For each cluster, record:

ROOT-001 | ledger items: FB-001, FB-004 | files | fix approach | tests | docs | risk

Do not make scope decisions yourself. If the right fix depends on product intent or compatibility policy, mark the item NEEDS_USER_DECISION and ask.

Implementation Rules

Patch only confirmed or partial items, plus required tests/docs.
Do not implement speculative cleanup while feedback remains unclosed.
Never ship unwired code. Any new command, tool, skill, config, docs surface, or generated artifact must be fully registered and validated.
Never defer work or declare it out of scope without explicit user instruction.
Keep invalid or disproved findings in the closure ledger with the evidence.
For CI failures, verify the failing job belongs to the current PR head before treating it as current evidence.
For generated output or dist failures, inspect the failing log before rebuilding and commit regenerated files only when the PR touches the source surface.
When main has a merge queue enabled, do not rebase or force-push a PR only because main advanced. Once required checks and review are green, queue the PR and let the merge queue perform final current-base validation. Still resolve real merge conflicts and SHA-dependent review threads before queuing.

Validation

Run targeted validation for every changed surface:

exact failing CI/test command when reproducing a failure,
tests for changed behavior or newly covered gaps,
lint/format/typecheck/build where relevant,
git diff --check,
PR metadata checks after push: head SHA, check status, mergeability/conflicts, and unresolved feedback state.
After conflict fixes, verify remote mergeability is clean (MERGEABLE / CLEAN), not only that local conflict markers disappeared.
For current-head CI, prefer run-level details when PR checks look stale: gh run view <run-id> --json headSha,status,conclusion,jobs,url.

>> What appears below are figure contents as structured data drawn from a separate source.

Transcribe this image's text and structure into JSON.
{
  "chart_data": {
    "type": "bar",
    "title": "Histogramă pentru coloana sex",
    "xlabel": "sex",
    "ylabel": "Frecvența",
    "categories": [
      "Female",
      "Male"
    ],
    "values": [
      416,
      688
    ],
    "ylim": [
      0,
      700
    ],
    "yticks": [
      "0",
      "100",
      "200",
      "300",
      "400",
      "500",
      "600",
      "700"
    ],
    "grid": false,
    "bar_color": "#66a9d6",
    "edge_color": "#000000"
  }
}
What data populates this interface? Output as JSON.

If a validation failure is suspected pre-existing, prove it on the base branch or label it UNVERIFIED. Do not call the branch green while required checks are non-green.

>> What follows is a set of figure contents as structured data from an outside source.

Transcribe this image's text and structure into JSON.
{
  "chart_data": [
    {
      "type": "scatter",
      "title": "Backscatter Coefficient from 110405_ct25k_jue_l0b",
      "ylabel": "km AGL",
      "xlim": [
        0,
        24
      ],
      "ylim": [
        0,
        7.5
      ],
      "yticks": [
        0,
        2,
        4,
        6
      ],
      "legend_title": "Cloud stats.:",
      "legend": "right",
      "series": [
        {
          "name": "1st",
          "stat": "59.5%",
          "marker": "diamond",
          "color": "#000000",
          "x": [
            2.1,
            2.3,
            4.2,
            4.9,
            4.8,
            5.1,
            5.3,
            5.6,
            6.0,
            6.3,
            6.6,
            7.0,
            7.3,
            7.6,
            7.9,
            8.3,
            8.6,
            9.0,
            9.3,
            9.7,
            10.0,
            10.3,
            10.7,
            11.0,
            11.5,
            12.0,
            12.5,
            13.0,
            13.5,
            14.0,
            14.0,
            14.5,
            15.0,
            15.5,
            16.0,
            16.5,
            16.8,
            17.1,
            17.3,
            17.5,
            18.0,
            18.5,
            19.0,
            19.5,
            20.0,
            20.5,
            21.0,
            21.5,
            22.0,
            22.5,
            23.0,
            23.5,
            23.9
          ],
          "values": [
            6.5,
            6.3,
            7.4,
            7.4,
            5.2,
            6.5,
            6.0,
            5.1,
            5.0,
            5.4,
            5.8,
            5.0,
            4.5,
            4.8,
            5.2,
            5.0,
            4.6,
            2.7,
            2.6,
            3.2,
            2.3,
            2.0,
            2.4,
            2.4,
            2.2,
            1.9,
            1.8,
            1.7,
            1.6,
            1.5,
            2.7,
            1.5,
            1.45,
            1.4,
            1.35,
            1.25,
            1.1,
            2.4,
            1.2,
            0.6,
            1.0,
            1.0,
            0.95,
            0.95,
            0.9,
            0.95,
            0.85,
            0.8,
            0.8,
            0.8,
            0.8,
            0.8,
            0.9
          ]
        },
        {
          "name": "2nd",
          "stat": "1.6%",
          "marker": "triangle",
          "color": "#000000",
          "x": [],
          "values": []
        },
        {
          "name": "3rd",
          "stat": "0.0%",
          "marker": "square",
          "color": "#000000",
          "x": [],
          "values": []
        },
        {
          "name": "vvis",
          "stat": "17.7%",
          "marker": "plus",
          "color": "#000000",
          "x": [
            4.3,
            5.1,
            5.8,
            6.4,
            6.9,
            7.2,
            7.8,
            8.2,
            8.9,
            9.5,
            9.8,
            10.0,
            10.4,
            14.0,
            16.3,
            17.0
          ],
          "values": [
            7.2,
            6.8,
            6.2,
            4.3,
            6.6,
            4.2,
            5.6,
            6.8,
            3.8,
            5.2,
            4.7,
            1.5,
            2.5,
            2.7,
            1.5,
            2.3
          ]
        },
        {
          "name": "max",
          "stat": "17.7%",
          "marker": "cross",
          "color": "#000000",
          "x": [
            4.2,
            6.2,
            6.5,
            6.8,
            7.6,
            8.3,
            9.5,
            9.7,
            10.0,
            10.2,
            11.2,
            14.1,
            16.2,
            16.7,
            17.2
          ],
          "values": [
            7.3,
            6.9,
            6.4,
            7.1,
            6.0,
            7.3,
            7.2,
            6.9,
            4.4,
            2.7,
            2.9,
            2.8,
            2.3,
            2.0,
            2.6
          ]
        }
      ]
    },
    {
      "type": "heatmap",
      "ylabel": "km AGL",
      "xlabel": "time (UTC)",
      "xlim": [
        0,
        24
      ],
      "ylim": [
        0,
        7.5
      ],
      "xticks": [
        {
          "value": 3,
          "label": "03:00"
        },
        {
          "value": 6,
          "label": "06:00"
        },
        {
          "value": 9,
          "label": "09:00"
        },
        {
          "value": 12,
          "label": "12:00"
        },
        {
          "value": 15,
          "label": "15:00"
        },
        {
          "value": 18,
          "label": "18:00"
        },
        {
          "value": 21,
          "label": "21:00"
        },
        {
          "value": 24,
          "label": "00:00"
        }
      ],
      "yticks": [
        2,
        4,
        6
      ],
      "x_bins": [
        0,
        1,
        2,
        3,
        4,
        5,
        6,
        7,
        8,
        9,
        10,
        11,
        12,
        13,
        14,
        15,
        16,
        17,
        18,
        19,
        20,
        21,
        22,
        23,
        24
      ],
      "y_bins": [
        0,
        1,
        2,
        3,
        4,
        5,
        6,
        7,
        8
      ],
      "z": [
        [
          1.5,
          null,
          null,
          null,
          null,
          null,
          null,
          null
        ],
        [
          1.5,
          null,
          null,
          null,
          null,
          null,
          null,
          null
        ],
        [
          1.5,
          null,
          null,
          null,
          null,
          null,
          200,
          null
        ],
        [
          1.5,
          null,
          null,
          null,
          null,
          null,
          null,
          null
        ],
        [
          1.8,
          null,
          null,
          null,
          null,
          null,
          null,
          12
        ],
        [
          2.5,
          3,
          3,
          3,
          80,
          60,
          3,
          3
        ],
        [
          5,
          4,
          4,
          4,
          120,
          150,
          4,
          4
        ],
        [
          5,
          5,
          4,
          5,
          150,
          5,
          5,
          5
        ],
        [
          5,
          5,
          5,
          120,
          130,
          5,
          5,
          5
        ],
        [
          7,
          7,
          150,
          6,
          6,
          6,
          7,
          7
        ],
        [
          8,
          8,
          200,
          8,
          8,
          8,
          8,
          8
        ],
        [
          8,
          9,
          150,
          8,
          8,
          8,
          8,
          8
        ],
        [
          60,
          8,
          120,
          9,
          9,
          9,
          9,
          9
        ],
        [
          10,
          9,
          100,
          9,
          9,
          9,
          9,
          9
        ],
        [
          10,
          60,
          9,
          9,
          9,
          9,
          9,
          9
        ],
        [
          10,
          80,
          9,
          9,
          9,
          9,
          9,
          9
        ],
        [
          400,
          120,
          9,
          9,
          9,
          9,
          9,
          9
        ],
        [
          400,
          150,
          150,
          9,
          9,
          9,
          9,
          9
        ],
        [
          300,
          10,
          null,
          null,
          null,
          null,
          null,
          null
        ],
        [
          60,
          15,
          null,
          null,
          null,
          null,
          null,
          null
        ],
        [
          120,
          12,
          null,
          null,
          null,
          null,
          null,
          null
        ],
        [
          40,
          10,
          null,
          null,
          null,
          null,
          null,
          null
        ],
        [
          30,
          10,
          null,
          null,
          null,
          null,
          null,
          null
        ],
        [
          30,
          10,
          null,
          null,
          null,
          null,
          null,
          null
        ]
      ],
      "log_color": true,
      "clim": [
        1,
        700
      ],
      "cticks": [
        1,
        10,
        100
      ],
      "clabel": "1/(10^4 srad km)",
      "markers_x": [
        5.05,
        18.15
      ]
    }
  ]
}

Publishing And Communication

After fixes, update the PR body or comment with a closure ledger:

FB-001 | fixed | commit/test evidence
FB-002 | disproved | code evidence
FB-003 | pre-existing | base-branch evidence
FB-004 | needs user decision | decision required
FB-005 | needs more evidence | .swarm/evidence/phase-council.json missing
CONFLICT-001 | fixed | remote mergeability is MERGEABLE/CLEAN
CI-001 | fixed | current-head check/run evidence

Do not resolve GitHub review threads unless explicitly instructed. If instructed, resolve only threads whose ledger item is fixed or disproved on the pushed PR head, and record the exact evidence used.

Final Output

Report:

intake sources checked and unavailable sources,
ledger counts by status,
root-cause clusters fixed,
tests and commands run,
unresolved user decisions,
CI/mergeability state,
whether review-thread resolution was skipped or explicitly performed.

End with a complete ledger mapping every original item to its outcome.